Volume 9: How to Buy a Visible Practice

Download the PDF version now!

The key location factor in purchasing a practice is visibility. Good visibility can save you promotion and advertising dollars by letting potential patients know there is a dental practice in the area. This is why dentists will pay a premium rent to be in an enclosed mall. Typically, mall rent will be 8.5% of the gross fees rather than the 6.8% in most other locations. Good signage and a main floor location make it easy for patients to find the practice.

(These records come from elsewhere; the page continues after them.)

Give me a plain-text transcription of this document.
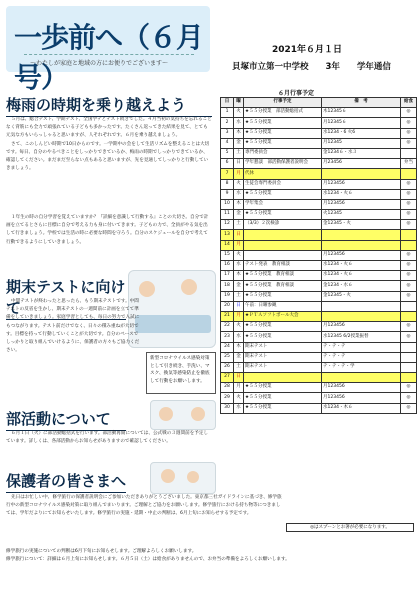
一歩前へ（６月号）
～わたしが家庭と地域の方にお便りでございます～
2021年６月１日
貝塚市立第一中学校 3年 学年通信
梅雨の時期を乗り越えよう

５月は、総合テスト、学期テスト、全国学テとテスト続きでした。４月当初の気持ちを忘れることなく背筋にも全力で頑張れている子どもも多かったです。たくさん返ってきた結果を見て、とても元気な方もいらっしゃると思いますが、人それぞれです。６月を乗り越えましょう。

さて、このしんどい時期で10日からのです。一学期中の会をして生活リズムを整えることは大切です。毎日、自分のやるべきことをしっかりできているか、梅雨の時期でしっかりできているか、確認してください。まだまだ至らない点もあると思いますが、先を見通してしっかりと行動していきましょう。

１年生の時の自分学習を覚えていますか？『詳細を意識して行動する』ことの大切さ。自分で計画を立てるとさらに目標に自分で考える力も身に付いてきます。子どもの力で、全員がやる気を出して行きましょう。学校では生活の時に必要な時間を守ろう。自分のスケジュールを自分で考えて行動できるようにしていきましょう。

期末テストに向けて

中間テストが終わったと思ったら、もう期末テストです。中間テストの反省を生かし、期末テストの一週間前に計画を立てて準備をしていきましょう。家庭学習としても、毎日の努力で入試にもつながります。テスト前だけでなく、日々の積み重ねが大切です。目標を持って行動していくことが大切です。自分のペースでしっかりと取り組んでいけるように、保護者の方々もご協力ください。

新型コロナウイルス感染対策として引き続き、手洗い、マスク、換気等感染防止を徹底して行動をお願いします。
部活動について

６月１日（火）に部活動総括式を行います。部活動再開については、公式戦の３週間前を予定しています。詳しくは、各部活動からお知らせがありますので確認してください。

保護者の皆さまへ

先日はお忙しい中、修学旅行の保護者説明会にご参加いただきありがとうございました。東京都三社ガイドラインに基づき、修学旅行中の新型コロナウイルス感染対策に取り組んでまいります。ご理解とご協力をお願いします。修学旅行における持ち物等につきましては、学年だよりにてお知らせいたします。修学旅行の実施・延期・中止の判断は、6月上旬にお知らせする予定です。

修学旅行の実施についての判断は6月下旬にお知らせします。ご理解よろしくお願いします。

修学旅行について：詳細は６月上旬にお知らせします。６月５日（土）は給食がありませんので、お弁当の準備をよろしくお願いします。

６月行事予定
日	曜	行事予定	備　考	給食
1	火	★５５分授業　部活動総括式	木12345６	◎
2	水	★５５分授業	月12345６	◎
3	木	★５５分授業	水1234・6 火6	◎
4	金	★５５分授業	月12345	◎
5	土	専門委員会	金1234６・水３	
6	日	学年懇談　部活動保護者説明会	月23456	弁当
7	月	代休		
8	火	生徒会専門委員会	月123456	◎
9	水	★５５分授業	水1234・火６	◎
10	木	学年集会	月123456	◎
11	金	★５５分授業	火12345	◎
12	土	（3/3）２次検診	金12345・火	◎
13	日			
14	月			
15	火		月123456	◎
16	水	テスト発表　教育相談	水1234・火６	◎
17	木	★５５分授業　教育相談	水1234・火６	◎
18	金	★５５分授業　教育相談	金1234・水６	◎
19	土	★５５分授業	金12345・火	◎
20	日	午前：日曜参観		
21	月	★ＰＴＡソフトボール大会		
22	火	★５５分授業	月123456	◎
23	水	★５５分授業	水12345 6/2授業振替	◎
24	木	期末テスト	テ・テ・テ	
25	金	期末テスト	テ・テ・テ	
26	土	期末テスト	テ・テ・テ・学	
27	日			
28	月	★５５分授業	月123456	◎
29	火	★５５分授業	月123456	◎
30	水	★５５分授業	水1234・木６	◎
◎はスプーンとお箸が必要になります。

Other factors to consider when trying to find a visible location for your practice include:

  • Parking. Free parking is a plus when building your practice. In existingpractices where there is limited parking, patients are used to it but it may not be conducive to attracting new patients.
  • Proximity to a medical practice. Combining with a medical practice or being adjacent to one could be a positive experience. The medical practice may attract many new patients and some of these could flow into your practice.
  • Composition of the community. The ethnic composition of the community should be considered, especially in metropolitan areas such as Toronto where pockets of certain nationalities could have a positive or negative impact on your success.
  • Medical/dental buildings. Purchasing a practice in a medical or dental facility where there are already multiple dental practices could prove difficult. But this type of situation could have a positive outcome if there are dentists in the building who are considering retiring over the next few years. Their practices could be incorporated into yours.
  • Residential neighbourhoods. Locating in a residential area is preferable over being in a commercial area as the practice could get lost among the other commercial enterprises.
  • Community growth. Many purchasers are looking for expanding communities to enhance their new patient count. A recent valuation of a practice that was set up in an expanding area that did not have other plazas or malls to compete with revealed an exceptional new patient count. This, in turn, gave rise to rapid growth of the practice. In established areas there are fewer new practices being set up and as a result the patient base is quite stable.

There are practices with excellent patient bases in less than desirable facilities. These practices can be moved to a more contemporary setting in a nearby location. The number of years left on the lease will be the key in the moveability of the practice. Senior dentists should keep a short lease so that the practice can be moved after it is sold to a new buyer.